Lookin’ muddy feelin’ muddy

I got out of the house and enjoyed the whole of the Austin City Limits festival this weekend. Danced through Phoenix and Girl Talk, marveled at Ghostland Observatory’s lasers from a quarter mile off, stood hours in the weepy rain for Bon Iver. Ate maybe five chicken cones. The grounds turned to treated-sewage sludge by the third day, making the cross-park trip, as Sean O’Neal put it, “not unlike walking across a giant chocolate cake.” This morning I woke up early and shopped the MT Supermarket with twenty silent  housewives. Organic soy. Fish heads.

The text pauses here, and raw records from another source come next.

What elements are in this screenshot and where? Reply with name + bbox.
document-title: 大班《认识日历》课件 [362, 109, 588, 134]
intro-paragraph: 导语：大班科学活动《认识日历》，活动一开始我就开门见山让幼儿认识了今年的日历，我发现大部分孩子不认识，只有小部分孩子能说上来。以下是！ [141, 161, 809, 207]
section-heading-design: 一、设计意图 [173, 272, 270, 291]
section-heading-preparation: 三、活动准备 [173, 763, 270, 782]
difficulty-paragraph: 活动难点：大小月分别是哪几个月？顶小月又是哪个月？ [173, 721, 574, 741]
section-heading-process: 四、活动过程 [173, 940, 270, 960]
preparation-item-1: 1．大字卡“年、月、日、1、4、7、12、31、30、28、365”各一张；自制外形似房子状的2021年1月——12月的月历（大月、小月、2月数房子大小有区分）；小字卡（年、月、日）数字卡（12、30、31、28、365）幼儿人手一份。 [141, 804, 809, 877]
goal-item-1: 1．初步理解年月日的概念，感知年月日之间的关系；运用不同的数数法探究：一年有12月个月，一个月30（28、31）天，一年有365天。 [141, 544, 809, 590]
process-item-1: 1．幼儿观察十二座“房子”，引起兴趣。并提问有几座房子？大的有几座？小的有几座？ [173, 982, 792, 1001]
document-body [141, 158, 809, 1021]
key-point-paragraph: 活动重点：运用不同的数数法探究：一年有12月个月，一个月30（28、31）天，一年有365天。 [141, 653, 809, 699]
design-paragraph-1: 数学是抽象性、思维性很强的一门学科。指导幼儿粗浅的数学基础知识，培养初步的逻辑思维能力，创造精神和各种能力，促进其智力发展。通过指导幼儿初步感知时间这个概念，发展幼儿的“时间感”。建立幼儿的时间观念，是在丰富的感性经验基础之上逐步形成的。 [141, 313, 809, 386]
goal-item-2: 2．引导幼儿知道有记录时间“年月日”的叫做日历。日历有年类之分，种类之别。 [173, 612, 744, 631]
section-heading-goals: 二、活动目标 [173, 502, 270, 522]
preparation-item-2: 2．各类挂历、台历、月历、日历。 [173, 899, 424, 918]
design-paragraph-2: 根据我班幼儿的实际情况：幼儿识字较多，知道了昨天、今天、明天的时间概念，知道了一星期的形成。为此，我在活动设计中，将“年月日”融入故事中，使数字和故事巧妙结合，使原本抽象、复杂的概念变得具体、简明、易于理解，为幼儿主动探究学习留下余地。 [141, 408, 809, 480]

More links: Three Guys One Book took a kind look at AM/PM and Lindsay Hunter’s fresh-to-death My Brother. M Review is live, kindly including the largest excerpt of AM/PM you will find on this Internet. Here’s a recipe for Thai spring rolls. I’m doing a panel at the Texas Book Festival called “Writing in the Shadows” that happens at the same time as an interview with the No Impact Man.

Also, excitement: I am doing a LITERARY DEATH MATCH with Kyle Beachy, Jeff Martin, and Jason Sheehan. The NYC show was part of the inspiration for Five Things and I’m excited it’s coming to town, more excited (impossibly excited) that I’m a part of it. It is happening in a church on Halloween. I am hopping from one foot to the other with excitement.

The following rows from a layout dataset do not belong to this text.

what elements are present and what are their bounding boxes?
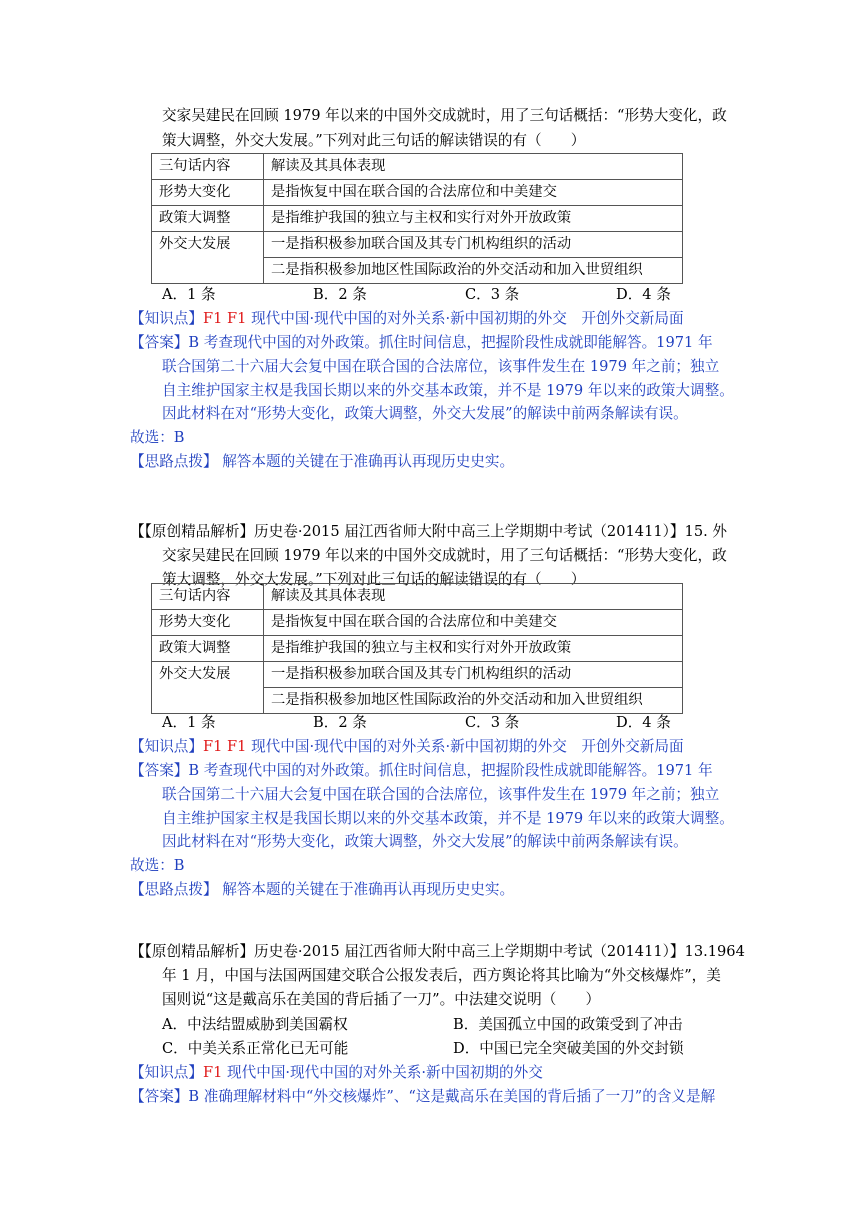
table-header-cell: 三句话内容 xyxy=(152,154,264,180)
q2-option-d: D．4 条 xyxy=(616,714,671,731)
table-cell: 是指维护我国的独立与主权和实行对外开放政策 xyxy=(264,206,683,232)
table-row xyxy=(152,232,683,258)
table-row xyxy=(152,662,683,688)
q2-stem-line-2: 策大调整，外交大发展。”下列对此三句话的解读错误的有（ ） xyxy=(162,571,586,588)
q1-option-a: A．1 条 xyxy=(162,286,216,303)
knowledge-label: 【知识点】 xyxy=(130,1064,203,1081)
tip-label: 【思路点拨】 xyxy=(130,453,218,470)
q3-option-d: D．中国已完全突破美国的外交封锁 xyxy=(453,1040,684,1057)
table-cell: 政策大调整 xyxy=(152,206,264,232)
knowledge-label: 【知识点】 xyxy=(130,738,203,755)
table-row xyxy=(152,636,683,662)
tip-text: 解答本题的关键在于准确再认再现历史史实。 xyxy=(217,453,515,470)
q1-option-c: C．3 条 xyxy=(465,286,520,303)
knowledge-code: F1 F1 xyxy=(202,310,247,327)
table-cell: 是指恢复中国在联合国的合法席位和中美建交 xyxy=(264,180,683,206)
table-cell: 政策大调整 xyxy=(152,636,264,662)
table-header-cell: 三句话内容 xyxy=(152,584,264,610)
q3-option-c: C．中美关系正常化已无可能 xyxy=(162,1040,349,1057)
q2-stem-line-1: 交家吴建民在回顾 1979 年以来的中国外交成就时，用了三句话概括：“形势大变化，政 xyxy=(162,547,727,564)
knowledge-label: 【知识点】 xyxy=(130,310,203,327)
knowledge-code: F1 xyxy=(202,1064,223,1081)
q3-stem-line-1: 年 1 月，中国与法国两国建交联合公报发表后，西方舆论将其比喻为“外交核爆炸”，美 xyxy=(162,967,721,984)
knowledge-text: 现代中国·现代中国的对外关系·新中国初期的外交 xyxy=(222,1064,543,1081)
table-cell: 二是指积极参加地区性国际政治的外交活动和加入世贸组织 xyxy=(264,688,683,714)
q3-source-header: 【【原创精品解析】历史卷·2015 届江西省师大附中高三上学期期中考试（201411）】13.1964 xyxy=(130,943,745,960)
tip-label: 【思路点拨】 xyxy=(130,881,218,898)
q3-stem-line-2: 国则说“这是戴高乐在美国的背后插了一刀”。中法建交说明（ ） xyxy=(162,991,601,1008)
q3-option-b: B．美国孤立中国的政策受到了冲击 xyxy=(453,1016,683,1033)
table-row xyxy=(152,610,683,636)
answer-label: 【答案】 xyxy=(130,1088,189,1105)
q2-source-header: 【【原创精品解析】历史卷·2015 届江西省师大附中高三上学期期中考试（201411）】15. 外 xyxy=(130,523,727,540)
answer-label: 【答案】 xyxy=(130,334,189,351)
table-cell: 是指维护我国的独立与主权和实行对外开放政策 xyxy=(264,636,683,662)
q1-answer-line-4: 因此材料在对“形势大变化，政策大调整，外交大发展”的解读中前两条解读有误。 xyxy=(162,405,688,422)
table-cell: 一是指积极参加联合国及其专门机构组织的活动 xyxy=(264,662,683,688)
q2-answer-line-3: 自主维护国家主权是我国长期以来的外交基本政策，并不是 1979 年以来的政策大调整。 xyxy=(162,810,734,827)
q2-answer-line-2: 联合国第二十六届大会复中国在联合国的合法席位，该事件发生在 1979 年之前；独立 xyxy=(162,786,720,803)
q2-tip xyxy=(130,878,514,902)
table-row xyxy=(152,180,683,206)
q1-answer-line-3: 自主维护国家主权是我国长期以来的外交基本政策，并不是 1979 年以来的政策大调整。 xyxy=(162,382,734,399)
table-cell: 二是指积极参加地区性国际政治的外交活动和加入世贸组织 xyxy=(264,258,683,284)
answer-text: B 考查现代中国的对外政策。抓住时间信息，把握阶段性成就即能解答。1971 年 xyxy=(188,762,713,779)
q3-option-a: A．中法结盟威胁到美国霸权 xyxy=(162,1016,348,1033)
q2-table xyxy=(151,583,683,714)
q2-knowledge-point xyxy=(130,735,684,759)
q1-knowledge-point xyxy=(130,307,684,331)
q1-stem-line-2: 策大调整，外交大发展。”下列对此三句话的解读错误的有（ ） xyxy=(162,132,586,149)
q2-option-b: B．2 条 xyxy=(313,714,367,731)
knowledge-code: F1 F1 xyxy=(202,738,247,755)
knowledge-text: 现代中国·现代中国的对外关系·新中国初期的外交 开创外交新局面 xyxy=(246,738,684,755)
q3-answer-line-1 xyxy=(130,1085,715,1109)
q1-tip xyxy=(130,450,514,474)
q2-answer-line-4: 因此材料在对“形势大变化，政策大调整，外交大发展”的解读中前两条解读有误。 xyxy=(162,833,688,850)
q1-answer-line-1 xyxy=(130,331,713,355)
q2-option-c: C．3 条 xyxy=(465,714,520,731)
q3-knowledge-point xyxy=(130,1061,543,1085)
table-row xyxy=(152,584,683,610)
q2-answer-line-1 xyxy=(130,759,713,783)
table-cell: 外交大发展 xyxy=(152,232,264,284)
q1-choice: 故选：B xyxy=(130,429,185,446)
q2-choice: 故选：B xyxy=(130,857,185,874)
table-row xyxy=(152,206,683,232)
table-cell: 是指恢复中国在联合国的合法席位和中美建交 xyxy=(264,610,683,636)
table-cell: 外交大发展 xyxy=(152,662,264,714)
tip-text: 解答本题的关键在于准确再认再现历史史实。 xyxy=(217,881,515,898)
table-row xyxy=(152,154,683,180)
table-cell: 形势大变化 xyxy=(152,610,264,636)
table-header-cell: 解读及其具体表现 xyxy=(264,584,683,610)
q1-option-d: D．4 条 xyxy=(616,286,671,303)
answer-text: B 准确理解材料中“外交核爆炸”、“这是戴高乐在美国的背后插了一刀”的含义是解 xyxy=(188,1088,716,1105)
answer-text: B 考查现代中国的对外政策。抓住时间信息，把握阶段性成就即能解答。1971 年 xyxy=(188,334,713,351)
q1-option-b: B．2 条 xyxy=(313,286,367,303)
table-cell: 一是指积极参加联合国及其专门机构组织的活动 xyxy=(264,232,683,258)
q2-option-a: A．1 条 xyxy=(162,714,216,731)
answer-label: 【答案】 xyxy=(130,762,189,779)
q1-answer-line-2: 联合国第二十六届大会复中国在联合国的合法席位，该事件发生在 1979 年之前；独立 xyxy=(162,358,720,375)
knowledge-text: 现代中国·现代中国的对外关系·新中国初期的外交 开创外交新局面 xyxy=(246,310,684,327)
q1-table xyxy=(151,153,683,284)
table-cell: 形势大变化 xyxy=(152,180,264,206)
table-header-cell: 解读及其具体表现 xyxy=(264,154,683,180)
q1-stem-line-1: 交家吴建民在回顾 1979 年以来的中国外交成就时，用了三句话概括：“形势大变化，政 xyxy=(162,107,727,124)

In closing: The marching band down the street is practicing late tonight with a loud metronome. My cat ate a housefly out of the air. I’m going to go watch the end of Monday Night Football because at first I was not ready but now I am ready. I am ready for some football.

A Contest.

A little feather-ruffling over at Featherproof:

“Have you read AM/PM? Cleverest review on Powells.com or Amazon.com in the next 48 hours wins the featherproof novel of your choice! You have 48 hours from now, 9/22, 4pm, to do it. So do it.”

Concrete thoughts

Yesterday’s early-morning dialogue looks a bit like a lamp, doesn’t it? If I had the multimedia skill and an attention span longer than an addled boll weevil, I’d make a Flash-based interactive room of objects that, when you zoomed in, were all concrete poems. Zoom in more and the letters themselves would be concrete prose. A chapbook of a room, a collection of a house.

Monica McFawn wrote an interesting and good review of AM/PM in the latest issue of Rain Taxi. Favorable comparisons abound. Serious good feelings.

This article places two loves under the same blanket. Everything is the same even if it’s different.

My “c” key has fixed itself but the obstruction has moved to the “ctrl” key. This makes it very difficult to copy and paste, which makes me realize that I copy and paste all the time.

Here’s a good idea for dinner: boil wheat pasta, drain, add tuna fish, kalamata olives, lime basil, a small can of tomato sauce, and parmesan. Get some red pepper flakes in there. Toss and serve.

This is pretty funny, though some of them make me really want to read the books. “Five months ago, the kaleidoscope of power had been shaken, and Aringarosa was still reeling from the blow” is a hilarious line. Some of these Serious Readers of Fiction need to take a weekend.